Bankers are traveling again, and hiring might slow down
If you're in an airport this summer, you might encounter a newly unfamiliar sight. Senior bankers who spent the pandemic hunkered down in country homes are back on the road. The peripatetic managing director (MD) is a thing again.
Some MDs have been traveling for at least a month already. Drew Goldman, Deutsche Bank's global head of investment banking advisory and coverage, said in May that he was "back on the road seeing clients," and that it was "so good" to be doing so. Tyler Dickson, Citi’s co-head of global banking, capital markets and advisory, said earlier this month it was time to get back on the road and “engage more directly with clients” now that “the vaccines were flowing.”
Traveling about on expenses has certain lifestyle and psychological benefits, especially if you're habituated to eating on room service and unused to spending a large amount of time at home. - "I used to travel every week. I'd always be in Asia or America, and suddenly I'm here in front of the PC all day," one executive director confided in March 2021."It's been very hard on my mental health."

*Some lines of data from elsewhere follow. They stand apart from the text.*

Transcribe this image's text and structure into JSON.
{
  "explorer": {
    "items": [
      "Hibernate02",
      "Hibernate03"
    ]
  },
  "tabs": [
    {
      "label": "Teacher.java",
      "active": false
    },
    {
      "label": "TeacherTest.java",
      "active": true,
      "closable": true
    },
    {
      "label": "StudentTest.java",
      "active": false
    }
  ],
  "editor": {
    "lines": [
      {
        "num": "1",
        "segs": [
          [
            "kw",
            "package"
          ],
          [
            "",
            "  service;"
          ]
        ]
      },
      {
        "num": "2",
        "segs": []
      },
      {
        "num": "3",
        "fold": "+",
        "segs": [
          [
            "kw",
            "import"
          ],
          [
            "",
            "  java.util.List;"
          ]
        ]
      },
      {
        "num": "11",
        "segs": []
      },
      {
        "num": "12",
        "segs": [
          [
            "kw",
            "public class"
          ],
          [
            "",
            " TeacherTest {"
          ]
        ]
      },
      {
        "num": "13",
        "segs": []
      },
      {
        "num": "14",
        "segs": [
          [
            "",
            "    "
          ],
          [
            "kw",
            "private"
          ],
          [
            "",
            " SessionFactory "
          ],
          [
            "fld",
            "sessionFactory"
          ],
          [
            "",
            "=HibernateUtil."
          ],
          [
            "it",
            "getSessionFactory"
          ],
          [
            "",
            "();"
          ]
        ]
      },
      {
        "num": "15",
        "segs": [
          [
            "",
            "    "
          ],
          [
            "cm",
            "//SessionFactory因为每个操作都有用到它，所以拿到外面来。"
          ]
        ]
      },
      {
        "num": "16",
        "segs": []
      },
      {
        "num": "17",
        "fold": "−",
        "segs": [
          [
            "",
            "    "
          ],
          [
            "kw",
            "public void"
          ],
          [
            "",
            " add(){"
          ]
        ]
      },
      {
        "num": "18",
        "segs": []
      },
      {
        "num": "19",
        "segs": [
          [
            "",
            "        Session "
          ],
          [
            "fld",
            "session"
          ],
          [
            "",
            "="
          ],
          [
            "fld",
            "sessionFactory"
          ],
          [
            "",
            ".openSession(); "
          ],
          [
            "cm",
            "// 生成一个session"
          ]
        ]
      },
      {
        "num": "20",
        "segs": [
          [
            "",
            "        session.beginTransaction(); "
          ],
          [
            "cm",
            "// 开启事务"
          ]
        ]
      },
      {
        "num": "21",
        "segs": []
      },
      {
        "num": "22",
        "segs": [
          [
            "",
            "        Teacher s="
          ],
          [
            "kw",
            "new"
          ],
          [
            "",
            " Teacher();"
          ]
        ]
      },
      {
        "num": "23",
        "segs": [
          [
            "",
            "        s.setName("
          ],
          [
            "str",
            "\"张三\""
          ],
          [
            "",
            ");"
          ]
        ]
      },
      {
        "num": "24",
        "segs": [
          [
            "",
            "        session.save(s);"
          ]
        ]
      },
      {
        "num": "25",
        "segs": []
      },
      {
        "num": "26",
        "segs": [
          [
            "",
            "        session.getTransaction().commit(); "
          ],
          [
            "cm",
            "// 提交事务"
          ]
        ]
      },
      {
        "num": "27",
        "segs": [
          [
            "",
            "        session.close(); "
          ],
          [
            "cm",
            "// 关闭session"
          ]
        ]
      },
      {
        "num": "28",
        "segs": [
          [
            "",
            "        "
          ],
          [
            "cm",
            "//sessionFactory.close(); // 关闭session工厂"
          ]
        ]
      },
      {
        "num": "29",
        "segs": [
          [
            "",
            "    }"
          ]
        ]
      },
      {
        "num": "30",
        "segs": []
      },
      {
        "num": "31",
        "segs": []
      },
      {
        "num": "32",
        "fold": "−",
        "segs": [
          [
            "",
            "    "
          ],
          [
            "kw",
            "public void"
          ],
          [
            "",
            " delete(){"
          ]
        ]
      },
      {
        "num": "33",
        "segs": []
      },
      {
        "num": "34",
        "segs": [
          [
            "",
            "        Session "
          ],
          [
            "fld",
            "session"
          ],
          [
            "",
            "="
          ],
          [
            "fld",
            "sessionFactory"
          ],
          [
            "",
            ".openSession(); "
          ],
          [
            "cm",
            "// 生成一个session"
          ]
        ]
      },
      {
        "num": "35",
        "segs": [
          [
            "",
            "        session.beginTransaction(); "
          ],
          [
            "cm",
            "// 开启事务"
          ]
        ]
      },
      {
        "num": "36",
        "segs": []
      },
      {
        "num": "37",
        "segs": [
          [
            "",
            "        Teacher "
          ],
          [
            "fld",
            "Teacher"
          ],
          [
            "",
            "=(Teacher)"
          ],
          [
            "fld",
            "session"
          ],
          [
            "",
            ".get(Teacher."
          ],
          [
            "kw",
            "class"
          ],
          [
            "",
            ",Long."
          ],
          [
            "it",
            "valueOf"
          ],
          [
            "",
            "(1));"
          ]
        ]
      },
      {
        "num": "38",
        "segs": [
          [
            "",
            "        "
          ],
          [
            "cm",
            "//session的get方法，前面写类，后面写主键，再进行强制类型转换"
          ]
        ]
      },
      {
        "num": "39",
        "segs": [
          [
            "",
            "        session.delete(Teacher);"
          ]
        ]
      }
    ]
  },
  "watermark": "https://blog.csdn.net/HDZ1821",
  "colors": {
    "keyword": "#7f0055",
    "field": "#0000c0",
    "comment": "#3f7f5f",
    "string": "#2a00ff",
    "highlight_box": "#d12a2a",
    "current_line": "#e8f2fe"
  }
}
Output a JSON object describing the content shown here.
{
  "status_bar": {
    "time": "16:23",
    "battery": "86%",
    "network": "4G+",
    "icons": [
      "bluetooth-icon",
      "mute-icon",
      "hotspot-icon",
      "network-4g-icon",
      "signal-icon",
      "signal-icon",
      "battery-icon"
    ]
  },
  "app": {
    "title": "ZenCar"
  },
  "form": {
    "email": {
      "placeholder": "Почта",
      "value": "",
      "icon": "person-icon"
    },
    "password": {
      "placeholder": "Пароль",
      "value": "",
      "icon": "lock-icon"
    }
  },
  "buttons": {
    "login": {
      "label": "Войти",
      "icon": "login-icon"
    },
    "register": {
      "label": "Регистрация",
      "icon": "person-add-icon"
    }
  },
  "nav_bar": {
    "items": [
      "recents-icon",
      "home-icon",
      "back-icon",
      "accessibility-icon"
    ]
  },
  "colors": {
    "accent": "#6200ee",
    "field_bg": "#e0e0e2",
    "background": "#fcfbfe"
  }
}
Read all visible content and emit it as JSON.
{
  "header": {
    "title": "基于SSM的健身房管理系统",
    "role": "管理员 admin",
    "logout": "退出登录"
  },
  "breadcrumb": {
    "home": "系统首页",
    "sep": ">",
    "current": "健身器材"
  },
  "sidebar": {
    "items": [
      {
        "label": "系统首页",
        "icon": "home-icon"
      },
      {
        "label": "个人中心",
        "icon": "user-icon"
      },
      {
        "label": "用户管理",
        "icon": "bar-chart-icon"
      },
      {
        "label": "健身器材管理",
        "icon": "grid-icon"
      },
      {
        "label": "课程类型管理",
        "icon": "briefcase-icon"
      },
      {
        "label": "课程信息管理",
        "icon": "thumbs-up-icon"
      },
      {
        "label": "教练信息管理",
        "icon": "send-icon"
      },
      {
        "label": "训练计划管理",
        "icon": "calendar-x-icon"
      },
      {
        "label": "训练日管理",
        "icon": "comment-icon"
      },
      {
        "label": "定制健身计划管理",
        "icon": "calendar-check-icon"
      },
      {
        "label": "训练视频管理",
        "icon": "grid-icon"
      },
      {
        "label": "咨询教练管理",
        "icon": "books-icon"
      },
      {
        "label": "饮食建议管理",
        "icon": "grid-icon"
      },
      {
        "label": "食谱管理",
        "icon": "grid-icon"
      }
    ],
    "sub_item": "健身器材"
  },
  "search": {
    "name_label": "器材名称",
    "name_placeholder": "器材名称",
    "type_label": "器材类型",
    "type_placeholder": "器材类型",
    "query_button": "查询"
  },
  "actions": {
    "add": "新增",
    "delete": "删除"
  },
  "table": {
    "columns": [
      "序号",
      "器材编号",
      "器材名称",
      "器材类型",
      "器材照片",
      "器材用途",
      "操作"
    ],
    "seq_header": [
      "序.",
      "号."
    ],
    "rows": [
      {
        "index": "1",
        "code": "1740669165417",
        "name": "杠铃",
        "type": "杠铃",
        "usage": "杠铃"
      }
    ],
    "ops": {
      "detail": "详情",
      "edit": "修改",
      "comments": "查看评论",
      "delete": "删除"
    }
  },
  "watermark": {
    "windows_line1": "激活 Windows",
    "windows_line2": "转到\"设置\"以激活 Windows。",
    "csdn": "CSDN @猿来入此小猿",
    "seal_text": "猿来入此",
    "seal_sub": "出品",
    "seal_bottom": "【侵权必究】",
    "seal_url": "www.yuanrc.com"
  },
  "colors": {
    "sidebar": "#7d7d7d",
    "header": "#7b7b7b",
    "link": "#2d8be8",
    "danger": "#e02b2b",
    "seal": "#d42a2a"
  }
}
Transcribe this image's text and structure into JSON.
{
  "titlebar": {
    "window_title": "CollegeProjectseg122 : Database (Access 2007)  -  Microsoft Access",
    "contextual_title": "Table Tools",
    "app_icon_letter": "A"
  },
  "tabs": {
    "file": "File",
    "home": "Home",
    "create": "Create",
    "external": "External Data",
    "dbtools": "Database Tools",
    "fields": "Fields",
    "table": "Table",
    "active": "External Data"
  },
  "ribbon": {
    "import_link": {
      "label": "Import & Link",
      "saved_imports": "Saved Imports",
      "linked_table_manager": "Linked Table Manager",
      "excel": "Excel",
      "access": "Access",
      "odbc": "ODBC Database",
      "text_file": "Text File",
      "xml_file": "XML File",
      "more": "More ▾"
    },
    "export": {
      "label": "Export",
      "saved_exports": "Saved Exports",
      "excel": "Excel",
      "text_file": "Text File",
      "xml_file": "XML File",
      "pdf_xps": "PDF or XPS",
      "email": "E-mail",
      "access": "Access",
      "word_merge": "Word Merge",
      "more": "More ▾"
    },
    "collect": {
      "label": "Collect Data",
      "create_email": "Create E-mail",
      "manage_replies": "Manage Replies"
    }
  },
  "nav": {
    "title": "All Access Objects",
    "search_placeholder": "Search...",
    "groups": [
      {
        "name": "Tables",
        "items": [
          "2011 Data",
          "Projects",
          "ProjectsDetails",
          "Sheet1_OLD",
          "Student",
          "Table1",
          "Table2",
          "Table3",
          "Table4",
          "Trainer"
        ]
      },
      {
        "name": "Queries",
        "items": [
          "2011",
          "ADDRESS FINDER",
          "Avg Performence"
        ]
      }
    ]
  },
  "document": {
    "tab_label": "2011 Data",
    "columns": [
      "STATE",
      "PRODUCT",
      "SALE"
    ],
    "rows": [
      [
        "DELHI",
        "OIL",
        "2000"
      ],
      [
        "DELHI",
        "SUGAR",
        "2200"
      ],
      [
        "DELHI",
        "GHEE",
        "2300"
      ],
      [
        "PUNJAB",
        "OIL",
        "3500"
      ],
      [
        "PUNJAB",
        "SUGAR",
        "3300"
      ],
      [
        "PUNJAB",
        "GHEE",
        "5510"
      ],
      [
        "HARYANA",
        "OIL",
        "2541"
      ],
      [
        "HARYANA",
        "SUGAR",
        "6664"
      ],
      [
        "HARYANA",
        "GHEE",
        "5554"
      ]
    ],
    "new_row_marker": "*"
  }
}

However, with senior staff traveling again, mid-ranking bankers and recruiters are anticipating a change to timbre of the overheated hiring market, and to the amount of work being dumped on juniors. "Bankers are back to traveling, and it's slowing down production," says one finance recruiter in New York City. Time spent travelling is mostly unproductive, he adds: when senior bankers are sitting at home, they can have endless Zoom meetings with clients and then ask juniors to put relentless pitches together as a result.
"The massive gains in revenues have come on the back of blood, sweat and tears," says one vice president in New York City. "The extra time we gained from working remotely has simply gone into additional work and this has helped drive revenues across the industry. But everyone's bleeding and everyone's burned out. Working from home has been more intense for everyone, including MDs - it's not just juniors who've been pulling all-nighters."
From this perspective, the resumption of travel and the return to the office has the potential to prompt a reversion to normal working practices and maybe even to more normal levels of work. At $60bn in the first half, investment banking fees were at record levels, but there were also signs that areas of the market are softening - European investment grade bond issuance halved compared to 2020, for example.
As normality returns, some are suggesting that workloads will fall and that the need for hundreds of additional junior bankers will subside. Others are not so sure. "There will be a huge talent war for 18 months," says Stefan Pillinger, managing director of search firm Pinpoint Partners. "Banks are bidding-up, there simply aren’t enough candidates togo around, and the banks losing candidates have to rehire. It will be like this until summer 2022."